Complementary and Alternative Medicine for Atopic Dermatitis

An Evidence-Based Review

Brittany L. Vieira; Neil R. Lim; Mary E. Lohman; Peter A. Lio;


Am J Clin Dermatol. 2016;17(6):557-581. 

In This Article


A review of the medical literature was completed following the recommendations of the PRISMA (Preferred Reporting Items for Systematic Reviews and Meta-Analyses) statement criteria.[6] In conjunction with a research librarian, a search of PubMed, EMBASE, the Cochrane Central Register of Controlled Trials and Cochrane Database of Systemic Reviews, and the Global Resource for EczemA Trials (GREAT) databases was conducted through March 2015 to identify all studies reporting complementary or alternative therapies of AD. Medical subject headings (MeSH) used in the literature search included atopic dermatitis or atopic eczema and complementary therapies, alternative medicine, therapies, integrative medicine, natural, diet therapy, diet modification, nutrition therapy, dietary supplement, pyridoxine, vitamins, zinc, herb therapy, herbal medicine, homeopathy, massage, acupuncture, balneotherapy, phytotherapy, traditional Chinese medicine, aromatherapy, naturopathy, hypnosis, acupressure, oil, vitamin D, cryotherapy, hydrotherapy, and biofeedback, as well as permutations of these words found in the title or abstract.

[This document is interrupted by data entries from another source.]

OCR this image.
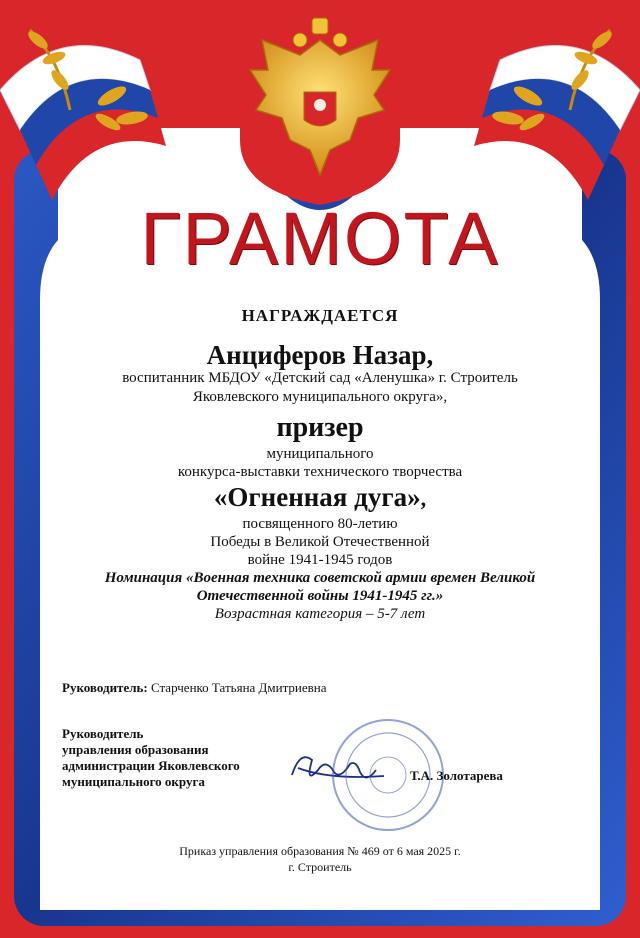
ГРАМОТА
НАГРАЖДАЕТСЯ
Анциферов Назар,
воспитанник МБДОУ «Детский сад «Аленушка» г. Строитель
Яковлевского муниципального округа»,
призер
муниципального
конкурса-выставки технического творчества
«Огненная дуга»,
посвященного 80-летию
Победы в Великой Отечественной
войне 1941-1945 годов
Номинация «Военная техника советской армии времен Великой
Отечественной войны 1941-1945 гг.»
Возрастная категория – 5-7 лет
Руководитель: Старченко Татьяна Дмитриевна
Руководитель
управления образования
администрации Яковлевского
муниципального округа	Т.А. Золотарева
Приказ управления образования № 469 от 6 мая 2025 г.
г. Строитель
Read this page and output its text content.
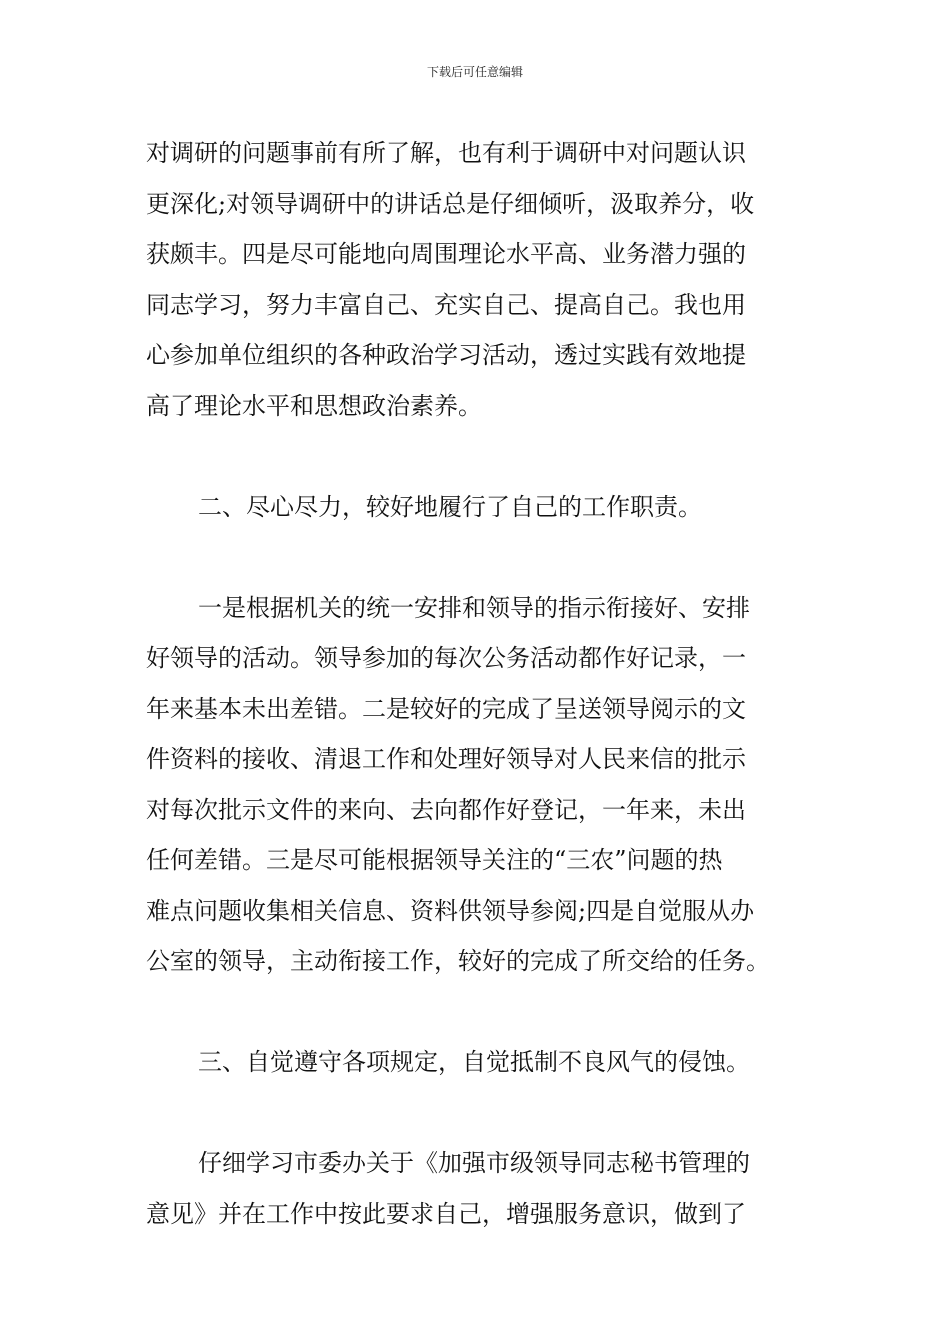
下载后可任意编辑
对调研的问题事前有所了解，也有利于调研中对问题认识
更深化;对领导调研中的讲话总是仔细倾听，汲取养分，收
获颇丰。四是尽可能地向周围理论水平高、业务潜力强的
同志学习，努力丰富自己、充实自己、提高自己。我也用
心参加单位组织的各种政治学习活动，透过实践有效地提
高了理论水平和思想政治素养。
二、尽心尽力，较好地履行了自己的工作职责。
一是根据机关的统一安排和领导的指示衔接好、安排
好领导的活动。领导参加的每次公务活动都作好记录，一
年来基本未出差错。二是较好的完成了呈送领导阅示的文
件资料的接收、清退工作和处理好领导对人民来信的批示
对每次批示文件的来向、去向都作好登记，一年来，未出
任何差错。三是尽可能根据领导关注的“三农”问题的热
难点问题收集相关信息、资料供领导参阅;四是自觉服从办
公室的领导，主动衔接工作，较好的完成了所交给的任务。
三、自觉遵守各项规定，自觉抵制不良风气的侵蚀。
仔细学习市委办关于《加强市级领导同志秘书管理的
意见》并在工作中按此要求自己，增强服务意识，做到了
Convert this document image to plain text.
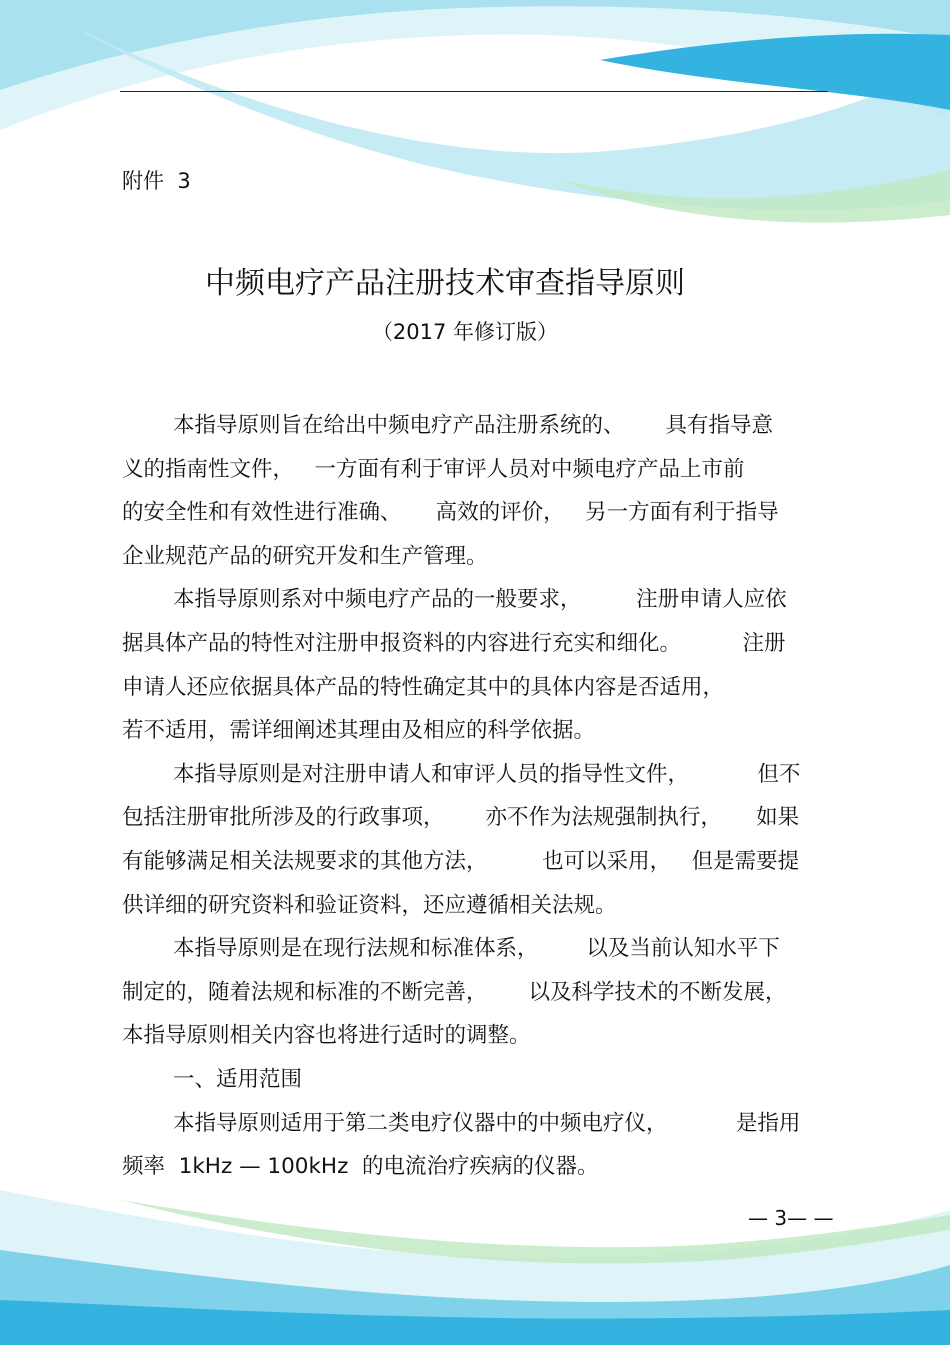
附件  3

中频电疗产品注册技术审查指导原则

（2017 年修订版）

本指导原则旨在给出中频电疗产品注册系统的、      具有指导意

义的指南性文件，   一方面有利于审评人员对中频电疗产品上市前

的安全性和有效性进行准确、     高效的评价，   另一方面有利于指导

企业规范产品的研究开发和生产管理。

本指导原则系对中频电疗产品的一般要求，        注册申请人应依

据具体产品的特性对注册申报资料的内容进行充实和细化。         注册

申请人还应依据具体产品的特性确定其中的具体内容是否适用，

若不适用，需详细阐述其理由及相应的科学依据。

本指导原则是对注册申请人和审评人员的指导性文件，          但不

包括注册审批所涉及的行政事项，      亦不作为法规强制执行，     如果

有能够满足相关法规要求的其他方法，        也可以采用，   但是需要提

供详细的研究资料和验证资料，还应遵循相关法规。

本指导原则是在现行法规和标准体系，       以及当前认知水平下

制定的，随着法规和标准的不断完善，      以及科学技术的不断发展，

本指导原则相关内容也将进行适时的调整。

一、适用范围

本指导原则适用于第二类电疗仪器中的中频电疗仪，          是指用

频率  1kHz — 100kHz  的电流治疗疾病的仪器。

— 3— —
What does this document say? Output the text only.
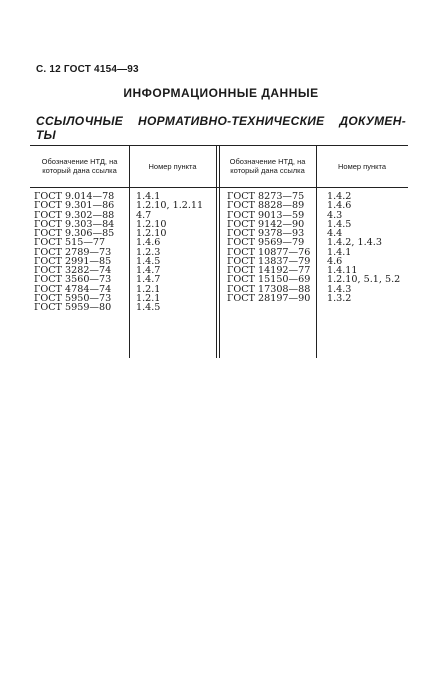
С. 12 ГОСТ 4154—93
ИНФОРМАЦИОННЫЕ ДАННЫЕ
ССЫЛОЧНЫЕ НОРМАТИВНО-ТЕХНИЧЕСКИЕ ДОКУМЕН-
ТЫ
Обозначение НТД, на который дана ссылка	Номер пункта
Обозначение НТД, на который дана ссылка	Номер пункта
ГОСТ 9.014—78
ГОСТ 9.301—86
ГОСТ 9.302—88
ГОСТ 9.303—84
ГОСТ 9.306—85
ГОСТ 515—77
ГОСТ 2789—73
ГОСТ 2991—85
ГОСТ 3282—74
ГОСТ 3560—73
ГОСТ 4784—74
ГОСТ 5950—73
ГОСТ 5959—80
1.4.1
1.2.10, 1.2.11
4.7
1.2.10
1.2.10
1.4.6
1.2.3
1.4.5
1.4.7
1.4.7
1.2.1
1.2.1
1.4.5
ГОСТ 8273—75
ГОСТ 8828—89
ГОСТ 9013—59
ГОСТ 9142—90
ГОСТ 9378—93
ГОСТ 9569—79
ГОСТ 10877—76
ГОСТ 13837—79
ГОСТ 14192—77
ГОСТ 15150—69
ГОСТ 17308—88
ГОСТ 28197—90
1.4.2
1.4.6
4.3
1.4.5
4.4
1.4.2, 1.4.3
1.4.1
4.6
1.4.11
1.2.10, 5.1, 5.2
1.4.3
1.3.2
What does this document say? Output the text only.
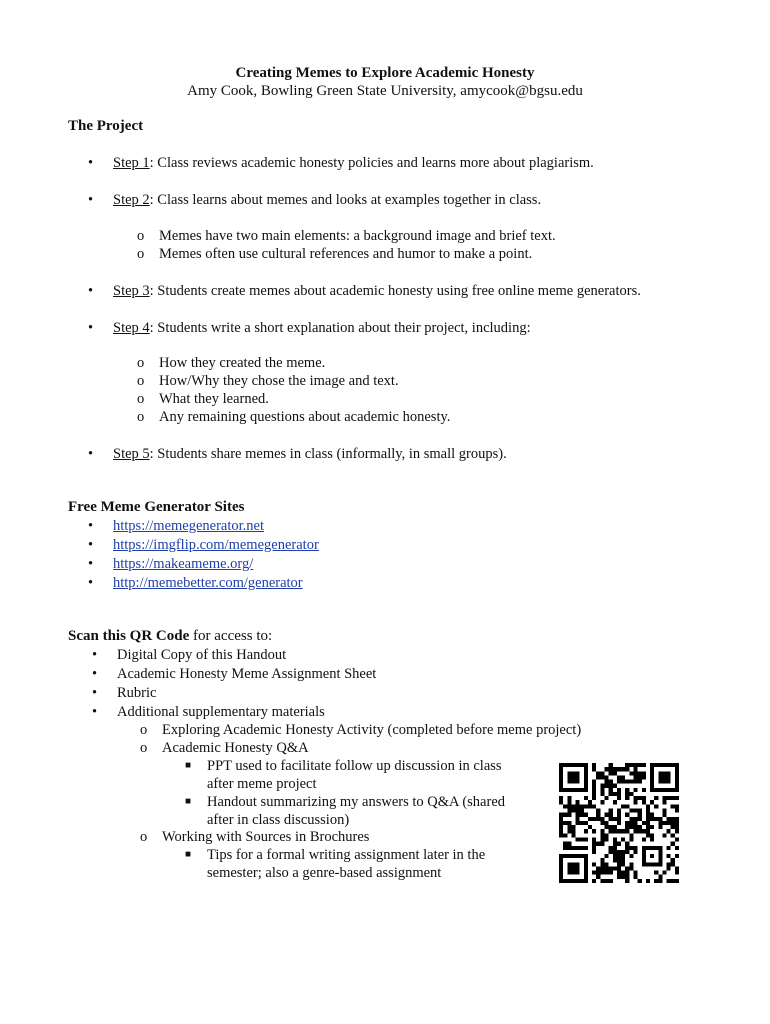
Creating Memes to Explore Academic Honesty
Amy Cook, Bowling Green State University, amycook@bgsu.edu
The Project
• Step 1: Class reviews academic honesty policies and learns more about plagiarism.
• Step 2: Class learns about memes and looks at examples together in class.
o Memes have two main elements: a background image and brief text.
o Memes often use cultural references and humor to make a point.
• Step 3: Students create memes about academic honesty using free online meme generators.
• Step 4: Students write a short explanation about their project, including:
o How they created the meme.
o How/Why they chose the image and text.
o What they learned.
o Any remaining questions about academic honesty.
• Step 5: Students share memes in class (informally, in small groups).
Free Meme Generator Sites
• https://memegenerator.net
• https://imgflip.com/memegenerator
• https://makeameme.org/
• http://memebetter.com/generator
Scan this QR Code for access to:
• Digital Copy of this Handout
• Academic Honesty Meme Assignment Sheet
• Rubric
• Additional supplementary materials
o Exploring Academic Honesty Activity (completed before meme project)
o Academic Honesty Q&A
■ PPT used to facilitate follow up discussion in class
after meme project
■ Handout summarizing my answers to Q&A (shared
after in class discussion)
o Working with Sources in Brochures
■ Tips for a formal writing assignment later in the
semester; also a genre-based assignment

The inclusion and exclusion criteria were prospectively limited to publications in the English language and randomized controlled trials (RCTs) of ten or more human subjects, and included adults, adolescents, children, or infants with AD. We excluded trials that did not assess the alternative or complementary therapy as the primary intervention to which the experimental group was exposed. Trials assessing probiotics were also excluded; while controversies remain, they have their own robust and more conventional literature. The primary outcomes of interest included clinical signs and symptoms, long-term control of flares, and quality of life.

The authors conducted a manual review of the titles and abstracts identified from the search. Details were independently obtained about the patient population, study design, intervention, and outcome measure. A study met inclusion criteria for this review if it was determined to be an RCT with a sample size of ≥10, if it evaluated an alternative therapy, and if it assessed clinical improvement of AD severity as the primary outcome; discrepancies were resolved by consensus. The authors obtained the full text of the studies for independent assessment and determined eligibility again after full-text review. Disagreements were resolved by discussion among all authors. The authors were not blinded to the names of authors, journals, or institutions.

Authors' conclusions are based on available evidence.